Picture the scene; Rachel and I, a cup of tea and a conversation over Skype, two friends talking, exploring in a wondrous sea of meaning and affect together a range of complex ideas, submerged in recognition and gratitude for how love resides at the core of all things. Together, we were appreciating moments from the past and how alive they can be here and now in the present. In tender tears and laughter filled moments of a bright sunny morning we meandered through some of the innumerable and at times seemingly unfathomable threads of parts of each of our stories. We delighted at how much we have each changed and how challenging it can be and is to do work on the self, to write new chapters in long held stories and yet how extraordinary, liberating and profound in equal measure it can also be. It can even be fun sometimes too!
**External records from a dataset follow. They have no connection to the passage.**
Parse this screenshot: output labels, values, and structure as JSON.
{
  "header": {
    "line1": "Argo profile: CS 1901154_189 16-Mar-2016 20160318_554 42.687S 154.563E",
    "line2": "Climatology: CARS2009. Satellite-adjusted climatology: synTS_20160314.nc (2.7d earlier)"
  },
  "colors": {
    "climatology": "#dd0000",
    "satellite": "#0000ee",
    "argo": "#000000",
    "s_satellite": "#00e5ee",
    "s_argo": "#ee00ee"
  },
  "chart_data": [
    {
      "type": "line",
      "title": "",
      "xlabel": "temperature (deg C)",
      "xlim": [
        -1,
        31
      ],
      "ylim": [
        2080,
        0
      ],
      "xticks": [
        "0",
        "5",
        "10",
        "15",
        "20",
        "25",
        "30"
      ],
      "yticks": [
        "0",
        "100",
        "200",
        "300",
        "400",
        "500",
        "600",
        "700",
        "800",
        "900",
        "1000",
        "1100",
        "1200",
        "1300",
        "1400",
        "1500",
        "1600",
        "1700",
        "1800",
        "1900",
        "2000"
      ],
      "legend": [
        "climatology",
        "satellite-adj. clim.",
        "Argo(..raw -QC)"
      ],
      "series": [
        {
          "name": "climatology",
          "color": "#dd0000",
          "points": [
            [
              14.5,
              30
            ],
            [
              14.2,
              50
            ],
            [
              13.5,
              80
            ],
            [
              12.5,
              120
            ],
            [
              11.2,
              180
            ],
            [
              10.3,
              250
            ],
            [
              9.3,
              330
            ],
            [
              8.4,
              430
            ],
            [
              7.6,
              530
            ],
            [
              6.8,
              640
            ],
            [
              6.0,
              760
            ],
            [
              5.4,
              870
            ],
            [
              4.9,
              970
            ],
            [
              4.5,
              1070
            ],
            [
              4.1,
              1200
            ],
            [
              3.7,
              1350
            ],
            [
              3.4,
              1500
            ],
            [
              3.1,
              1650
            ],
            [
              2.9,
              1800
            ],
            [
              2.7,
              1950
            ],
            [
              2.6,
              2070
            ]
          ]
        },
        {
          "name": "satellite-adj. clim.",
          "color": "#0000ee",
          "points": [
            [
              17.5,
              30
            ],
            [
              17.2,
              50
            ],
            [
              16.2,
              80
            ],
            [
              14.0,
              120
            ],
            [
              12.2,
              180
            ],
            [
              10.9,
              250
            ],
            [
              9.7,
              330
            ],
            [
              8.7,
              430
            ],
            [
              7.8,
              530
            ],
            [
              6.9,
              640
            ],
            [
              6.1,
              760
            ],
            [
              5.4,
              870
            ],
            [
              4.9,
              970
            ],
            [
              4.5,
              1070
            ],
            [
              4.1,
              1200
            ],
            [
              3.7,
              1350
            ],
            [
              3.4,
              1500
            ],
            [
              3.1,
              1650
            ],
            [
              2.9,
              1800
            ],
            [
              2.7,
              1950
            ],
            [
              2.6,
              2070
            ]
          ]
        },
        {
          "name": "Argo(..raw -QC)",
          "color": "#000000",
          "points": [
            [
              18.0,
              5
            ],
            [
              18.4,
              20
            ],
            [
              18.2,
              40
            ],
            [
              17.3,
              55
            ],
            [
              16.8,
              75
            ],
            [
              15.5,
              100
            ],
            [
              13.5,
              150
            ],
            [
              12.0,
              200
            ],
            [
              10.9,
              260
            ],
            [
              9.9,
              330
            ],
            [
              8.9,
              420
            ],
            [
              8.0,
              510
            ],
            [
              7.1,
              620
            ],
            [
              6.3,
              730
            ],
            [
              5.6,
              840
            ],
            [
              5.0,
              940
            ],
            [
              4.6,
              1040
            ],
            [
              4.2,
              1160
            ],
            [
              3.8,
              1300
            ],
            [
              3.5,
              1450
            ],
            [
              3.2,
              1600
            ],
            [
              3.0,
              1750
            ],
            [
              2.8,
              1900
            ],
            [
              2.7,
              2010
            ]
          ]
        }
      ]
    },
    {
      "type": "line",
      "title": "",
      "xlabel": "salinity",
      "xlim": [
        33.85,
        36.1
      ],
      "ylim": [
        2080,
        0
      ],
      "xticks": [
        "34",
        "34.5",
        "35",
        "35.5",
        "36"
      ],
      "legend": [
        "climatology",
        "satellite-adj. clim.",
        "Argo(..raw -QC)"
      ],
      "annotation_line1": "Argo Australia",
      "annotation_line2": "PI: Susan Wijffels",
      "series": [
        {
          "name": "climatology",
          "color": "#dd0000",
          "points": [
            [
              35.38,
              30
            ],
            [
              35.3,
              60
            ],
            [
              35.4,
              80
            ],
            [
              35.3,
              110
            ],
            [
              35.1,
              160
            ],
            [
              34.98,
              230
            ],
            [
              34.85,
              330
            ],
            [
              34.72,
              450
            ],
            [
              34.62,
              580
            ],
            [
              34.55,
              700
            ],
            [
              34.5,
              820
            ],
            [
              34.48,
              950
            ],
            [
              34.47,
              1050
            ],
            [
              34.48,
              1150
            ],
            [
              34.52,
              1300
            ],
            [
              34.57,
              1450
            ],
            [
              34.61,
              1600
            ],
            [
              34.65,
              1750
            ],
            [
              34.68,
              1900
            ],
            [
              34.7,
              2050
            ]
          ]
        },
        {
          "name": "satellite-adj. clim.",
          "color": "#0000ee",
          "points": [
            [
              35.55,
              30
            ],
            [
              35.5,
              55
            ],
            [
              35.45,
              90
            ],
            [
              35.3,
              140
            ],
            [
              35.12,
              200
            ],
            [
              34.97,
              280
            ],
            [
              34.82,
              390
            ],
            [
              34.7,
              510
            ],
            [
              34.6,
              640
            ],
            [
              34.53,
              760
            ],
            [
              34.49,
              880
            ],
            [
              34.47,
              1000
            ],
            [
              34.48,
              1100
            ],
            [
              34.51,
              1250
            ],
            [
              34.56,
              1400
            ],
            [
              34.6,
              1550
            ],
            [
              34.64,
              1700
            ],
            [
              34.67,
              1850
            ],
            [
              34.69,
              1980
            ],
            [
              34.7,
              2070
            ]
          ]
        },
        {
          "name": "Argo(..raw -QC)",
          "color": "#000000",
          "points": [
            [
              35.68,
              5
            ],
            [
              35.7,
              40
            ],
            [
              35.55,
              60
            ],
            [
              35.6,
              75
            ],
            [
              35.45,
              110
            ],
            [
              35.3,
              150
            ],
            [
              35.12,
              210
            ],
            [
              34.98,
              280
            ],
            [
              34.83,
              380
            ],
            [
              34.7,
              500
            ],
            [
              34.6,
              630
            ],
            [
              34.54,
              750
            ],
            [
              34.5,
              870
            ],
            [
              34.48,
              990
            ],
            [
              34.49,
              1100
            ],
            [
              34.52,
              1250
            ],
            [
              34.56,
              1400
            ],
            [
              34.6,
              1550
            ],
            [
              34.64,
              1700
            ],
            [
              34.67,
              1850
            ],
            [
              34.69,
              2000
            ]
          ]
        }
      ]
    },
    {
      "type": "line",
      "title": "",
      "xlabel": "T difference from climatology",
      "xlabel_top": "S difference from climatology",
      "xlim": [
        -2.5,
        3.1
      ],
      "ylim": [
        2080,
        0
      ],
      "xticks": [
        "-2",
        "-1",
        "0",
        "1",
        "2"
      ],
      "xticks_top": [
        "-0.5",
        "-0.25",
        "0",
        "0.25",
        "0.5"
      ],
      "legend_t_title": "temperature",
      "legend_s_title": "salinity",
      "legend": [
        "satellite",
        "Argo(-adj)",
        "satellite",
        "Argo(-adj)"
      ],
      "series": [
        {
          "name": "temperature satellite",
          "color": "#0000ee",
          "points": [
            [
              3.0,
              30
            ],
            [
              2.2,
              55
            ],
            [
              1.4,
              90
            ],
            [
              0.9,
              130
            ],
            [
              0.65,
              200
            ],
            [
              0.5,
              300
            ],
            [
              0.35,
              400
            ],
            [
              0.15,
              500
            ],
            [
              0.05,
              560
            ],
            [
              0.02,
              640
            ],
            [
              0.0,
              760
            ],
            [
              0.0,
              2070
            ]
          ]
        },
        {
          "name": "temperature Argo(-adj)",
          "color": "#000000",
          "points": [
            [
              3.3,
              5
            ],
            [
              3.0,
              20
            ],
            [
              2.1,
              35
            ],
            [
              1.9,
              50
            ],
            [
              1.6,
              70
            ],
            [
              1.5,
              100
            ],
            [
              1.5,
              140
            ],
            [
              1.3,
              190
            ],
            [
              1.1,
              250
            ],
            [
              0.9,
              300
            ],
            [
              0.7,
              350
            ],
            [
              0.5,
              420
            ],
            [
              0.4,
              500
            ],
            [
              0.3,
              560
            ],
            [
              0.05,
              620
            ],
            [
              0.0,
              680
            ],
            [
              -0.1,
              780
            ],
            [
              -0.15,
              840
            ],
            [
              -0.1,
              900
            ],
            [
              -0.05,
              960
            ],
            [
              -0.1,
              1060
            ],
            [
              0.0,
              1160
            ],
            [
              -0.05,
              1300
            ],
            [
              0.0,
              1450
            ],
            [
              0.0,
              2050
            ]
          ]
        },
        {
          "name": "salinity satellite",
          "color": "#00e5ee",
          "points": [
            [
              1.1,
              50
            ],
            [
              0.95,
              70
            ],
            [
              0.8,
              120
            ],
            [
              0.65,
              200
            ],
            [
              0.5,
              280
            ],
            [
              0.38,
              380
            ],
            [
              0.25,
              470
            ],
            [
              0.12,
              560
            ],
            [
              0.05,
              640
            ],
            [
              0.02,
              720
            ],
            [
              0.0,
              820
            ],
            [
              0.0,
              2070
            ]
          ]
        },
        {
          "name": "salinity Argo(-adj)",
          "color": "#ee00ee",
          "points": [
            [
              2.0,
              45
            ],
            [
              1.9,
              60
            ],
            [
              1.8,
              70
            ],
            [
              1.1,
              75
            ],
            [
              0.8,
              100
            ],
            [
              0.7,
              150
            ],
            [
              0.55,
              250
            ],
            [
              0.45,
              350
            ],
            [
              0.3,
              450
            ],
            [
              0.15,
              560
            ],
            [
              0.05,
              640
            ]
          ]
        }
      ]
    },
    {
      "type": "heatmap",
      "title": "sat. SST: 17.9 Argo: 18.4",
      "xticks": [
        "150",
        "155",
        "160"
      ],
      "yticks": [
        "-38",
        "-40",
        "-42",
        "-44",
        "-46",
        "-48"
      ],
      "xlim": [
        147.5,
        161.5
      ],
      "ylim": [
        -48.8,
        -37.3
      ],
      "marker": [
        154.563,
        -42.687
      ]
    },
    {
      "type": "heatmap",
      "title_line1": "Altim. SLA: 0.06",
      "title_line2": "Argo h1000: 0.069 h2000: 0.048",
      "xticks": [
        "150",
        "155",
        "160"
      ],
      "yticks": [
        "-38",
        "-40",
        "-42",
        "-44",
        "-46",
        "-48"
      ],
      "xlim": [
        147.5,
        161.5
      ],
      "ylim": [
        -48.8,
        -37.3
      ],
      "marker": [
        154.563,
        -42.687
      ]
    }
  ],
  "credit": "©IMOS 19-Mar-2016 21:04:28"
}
The unparalleled part of working on your own story as an interventionist or coach is when you realise you are out there doing your good work in the world and that your childhood story experiences are playing a part but you have control over them. Through doing the work on self and with others we gain the deepest understanding of what humans go through in the hands of other humans. In knowing our own stories and how they impact, we deepen our capacity to understand the darkness in others and to do extraordinary work in enabling astonishing change.
In striving for such transformation, there are many critical turning points that can be characterised by what at times feel like inconvenient truths requiring the deepest and broadest imaginable exploration of the self. An inconvenient truth is the one that everyone would rather remained hidden or unspoken, including sometimes you! But as you try hard to conceal the same, you continue to suffer for fear of it being revealed or voiced. Paradoxically, over time the concealment becomes like trying to hold an inflatable beach ball under water and, if you are fortunate enough, you get tired of the effort and eventually fail. The alternative to letting go and allowing the ball to come to the surface is that you risk drowning yourself in your attempt to conceal. This is the context for why story work is so, so imperative. Why drown when you can rise to the surface and swim like never before.